There are doctors I know that are definitely art collectors or oil painters or sculptors on the side—they kind of do it on the side of the profession, and it helps them with the stresses of being a physician.
The piece has layers of psychological meaning—it explores not only past emotional states but also the artist’s ongoing inner journey. “I think what I’ve realized about art and this process is how emotionally draining and psychologically draining it can be, because what you’re doing is pouring yourself out onto canvas for people to see,” he said. In a play on the meaning of cephalopod (“head-foot” in Greek), each pair of shoes—meant to reside beneath each corresponding painting—represents the outward, public expression of the contents of the cerebral dreamscape suspended above it. “I don’t think I’ve ever done a project that was this much of an exposition of my own inner psychological goings-on,” Wong said.
Though he’s received much recognition as an artist, and his artwork seems to provide him an important creative and emotional outlet, Wong said he doesn’t envision a career as a professional artist: “I’ve concluded that I don’t think I’ll be able to survive in the art world just because I will always wonder if there’s more, I will always wonder if I’m doing enough: Is what I’m doing as an artist really affecting anyone?”
Having volunteered at the Pacific Free Clinic in San Jose for a number of years and shadowed several physicians at Stanford Hospital, Wong has decided to pursue a career that will satisfy his passion for biology: medicine. “I think it’s the closest to human truth as you could possibly get—being a doctor and understanding how the body works and learning how to heal it,” he said.

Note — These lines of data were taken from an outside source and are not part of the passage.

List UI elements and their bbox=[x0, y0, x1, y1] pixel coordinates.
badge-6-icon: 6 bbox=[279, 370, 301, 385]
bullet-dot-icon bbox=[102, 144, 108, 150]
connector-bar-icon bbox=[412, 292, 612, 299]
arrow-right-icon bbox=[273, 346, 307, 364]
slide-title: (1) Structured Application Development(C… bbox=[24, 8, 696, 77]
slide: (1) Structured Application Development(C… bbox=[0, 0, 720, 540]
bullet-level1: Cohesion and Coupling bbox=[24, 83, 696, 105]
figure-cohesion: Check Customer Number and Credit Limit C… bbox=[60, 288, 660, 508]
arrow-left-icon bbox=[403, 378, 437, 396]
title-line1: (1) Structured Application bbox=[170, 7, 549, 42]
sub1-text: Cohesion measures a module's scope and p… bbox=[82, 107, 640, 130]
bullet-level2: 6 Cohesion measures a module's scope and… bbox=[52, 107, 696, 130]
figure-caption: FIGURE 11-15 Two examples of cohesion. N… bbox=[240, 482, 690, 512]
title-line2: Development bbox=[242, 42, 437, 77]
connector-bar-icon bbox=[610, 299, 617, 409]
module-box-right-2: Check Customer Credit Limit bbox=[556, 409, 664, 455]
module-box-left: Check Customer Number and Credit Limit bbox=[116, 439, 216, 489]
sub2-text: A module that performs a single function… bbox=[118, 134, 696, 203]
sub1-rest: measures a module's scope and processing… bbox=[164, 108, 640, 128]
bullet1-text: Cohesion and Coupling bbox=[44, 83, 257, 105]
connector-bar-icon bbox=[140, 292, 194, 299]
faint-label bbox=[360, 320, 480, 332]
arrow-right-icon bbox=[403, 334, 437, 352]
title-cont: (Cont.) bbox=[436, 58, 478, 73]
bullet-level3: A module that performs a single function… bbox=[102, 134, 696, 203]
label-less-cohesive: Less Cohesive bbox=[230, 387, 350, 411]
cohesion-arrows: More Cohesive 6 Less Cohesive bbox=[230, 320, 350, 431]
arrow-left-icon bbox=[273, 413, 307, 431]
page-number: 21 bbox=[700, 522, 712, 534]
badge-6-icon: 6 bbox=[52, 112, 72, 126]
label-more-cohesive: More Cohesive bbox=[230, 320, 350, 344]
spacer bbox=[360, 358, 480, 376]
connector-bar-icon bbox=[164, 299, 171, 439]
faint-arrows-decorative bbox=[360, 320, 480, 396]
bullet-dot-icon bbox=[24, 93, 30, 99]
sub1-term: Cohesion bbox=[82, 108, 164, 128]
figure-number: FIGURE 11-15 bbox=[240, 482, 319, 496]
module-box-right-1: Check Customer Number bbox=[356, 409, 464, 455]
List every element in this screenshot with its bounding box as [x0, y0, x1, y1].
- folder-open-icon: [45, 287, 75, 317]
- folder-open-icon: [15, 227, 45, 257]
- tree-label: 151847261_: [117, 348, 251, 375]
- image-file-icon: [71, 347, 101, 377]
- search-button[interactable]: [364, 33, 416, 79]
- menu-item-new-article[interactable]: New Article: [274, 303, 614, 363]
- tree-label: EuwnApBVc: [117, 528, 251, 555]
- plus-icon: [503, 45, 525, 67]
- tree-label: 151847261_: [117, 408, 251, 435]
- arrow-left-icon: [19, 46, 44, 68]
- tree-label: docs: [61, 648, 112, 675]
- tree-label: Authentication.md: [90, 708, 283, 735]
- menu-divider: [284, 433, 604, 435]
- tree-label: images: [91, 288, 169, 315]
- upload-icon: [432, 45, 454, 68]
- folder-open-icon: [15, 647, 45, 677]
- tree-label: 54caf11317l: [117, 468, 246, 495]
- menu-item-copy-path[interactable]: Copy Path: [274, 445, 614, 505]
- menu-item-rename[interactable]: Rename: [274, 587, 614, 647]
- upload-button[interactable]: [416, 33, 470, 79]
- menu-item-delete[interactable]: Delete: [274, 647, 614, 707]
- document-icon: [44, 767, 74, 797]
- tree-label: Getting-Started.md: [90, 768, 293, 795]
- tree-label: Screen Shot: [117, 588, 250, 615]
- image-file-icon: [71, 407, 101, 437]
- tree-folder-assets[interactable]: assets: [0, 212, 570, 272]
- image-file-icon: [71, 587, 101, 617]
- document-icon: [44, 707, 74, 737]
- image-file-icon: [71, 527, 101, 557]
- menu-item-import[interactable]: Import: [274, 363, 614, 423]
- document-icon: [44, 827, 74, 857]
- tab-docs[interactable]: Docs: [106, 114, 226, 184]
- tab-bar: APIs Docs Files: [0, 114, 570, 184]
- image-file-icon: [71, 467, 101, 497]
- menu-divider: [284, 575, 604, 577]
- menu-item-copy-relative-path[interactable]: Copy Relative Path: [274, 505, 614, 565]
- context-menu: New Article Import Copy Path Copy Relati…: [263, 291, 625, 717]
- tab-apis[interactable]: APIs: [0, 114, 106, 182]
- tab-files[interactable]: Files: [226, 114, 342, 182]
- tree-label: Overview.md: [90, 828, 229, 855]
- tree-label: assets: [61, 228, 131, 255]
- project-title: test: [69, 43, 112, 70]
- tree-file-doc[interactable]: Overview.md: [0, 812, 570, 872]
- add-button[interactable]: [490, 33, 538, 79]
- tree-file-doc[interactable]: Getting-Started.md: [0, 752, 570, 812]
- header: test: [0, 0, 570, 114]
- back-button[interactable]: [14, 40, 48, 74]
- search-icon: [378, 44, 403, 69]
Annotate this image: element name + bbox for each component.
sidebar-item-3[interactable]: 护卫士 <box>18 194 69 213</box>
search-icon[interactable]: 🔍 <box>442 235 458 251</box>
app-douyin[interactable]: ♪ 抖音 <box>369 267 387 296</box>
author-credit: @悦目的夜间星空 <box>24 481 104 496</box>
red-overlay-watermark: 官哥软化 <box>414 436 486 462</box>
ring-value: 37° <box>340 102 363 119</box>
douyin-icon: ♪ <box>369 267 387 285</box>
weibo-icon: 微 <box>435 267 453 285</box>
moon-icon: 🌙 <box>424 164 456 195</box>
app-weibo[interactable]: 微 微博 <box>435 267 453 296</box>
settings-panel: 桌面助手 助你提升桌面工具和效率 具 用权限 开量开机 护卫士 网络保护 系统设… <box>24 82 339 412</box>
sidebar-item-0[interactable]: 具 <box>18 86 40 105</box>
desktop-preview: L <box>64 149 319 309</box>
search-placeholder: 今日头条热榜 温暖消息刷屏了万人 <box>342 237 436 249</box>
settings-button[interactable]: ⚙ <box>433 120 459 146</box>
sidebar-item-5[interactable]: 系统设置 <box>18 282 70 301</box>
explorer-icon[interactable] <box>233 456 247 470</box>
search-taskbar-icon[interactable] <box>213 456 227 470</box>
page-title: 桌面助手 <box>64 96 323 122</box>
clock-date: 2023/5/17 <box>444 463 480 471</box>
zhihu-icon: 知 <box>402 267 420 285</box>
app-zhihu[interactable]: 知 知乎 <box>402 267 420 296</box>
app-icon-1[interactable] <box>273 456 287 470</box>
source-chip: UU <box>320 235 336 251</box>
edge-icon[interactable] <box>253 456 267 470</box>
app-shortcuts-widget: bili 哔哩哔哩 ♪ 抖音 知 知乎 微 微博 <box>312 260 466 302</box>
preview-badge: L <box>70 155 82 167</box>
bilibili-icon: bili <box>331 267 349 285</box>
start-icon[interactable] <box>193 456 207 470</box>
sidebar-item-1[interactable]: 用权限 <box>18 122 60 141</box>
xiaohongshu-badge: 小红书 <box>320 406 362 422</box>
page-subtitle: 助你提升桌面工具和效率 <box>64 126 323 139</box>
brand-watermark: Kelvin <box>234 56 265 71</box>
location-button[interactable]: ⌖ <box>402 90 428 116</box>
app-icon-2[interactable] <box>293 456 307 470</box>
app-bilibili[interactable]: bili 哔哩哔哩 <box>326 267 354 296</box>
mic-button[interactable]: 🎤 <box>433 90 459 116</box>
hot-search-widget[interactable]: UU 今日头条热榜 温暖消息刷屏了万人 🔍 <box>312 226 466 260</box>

Regarding the pursuit of his dual passions, “there are doctors I know that are definitely art collectors or oil painters or sculptors on the side—they kind of do it on the side of the profession, and it helps them with the stresses of being a physician,” he said. “I definitely see that in my future, being a physician-artist.” Compared to a career as an artist, “being a physician is different because you are emotionally invested in what you’re doing but you’re not creating. It’s not a part of your ego and a part of your soul that you’re putting out there.”
Right now, Wong is at work on a colossal 5-by-6-foot painting for his spring quarter solo show May 21-30 in the Cummings Art Building Lobby. His new pieces explore what it means to occupy physical space—a topic he’s been pondering as he hunts for study areas on campus in which to polish off the work of his undergraduate career.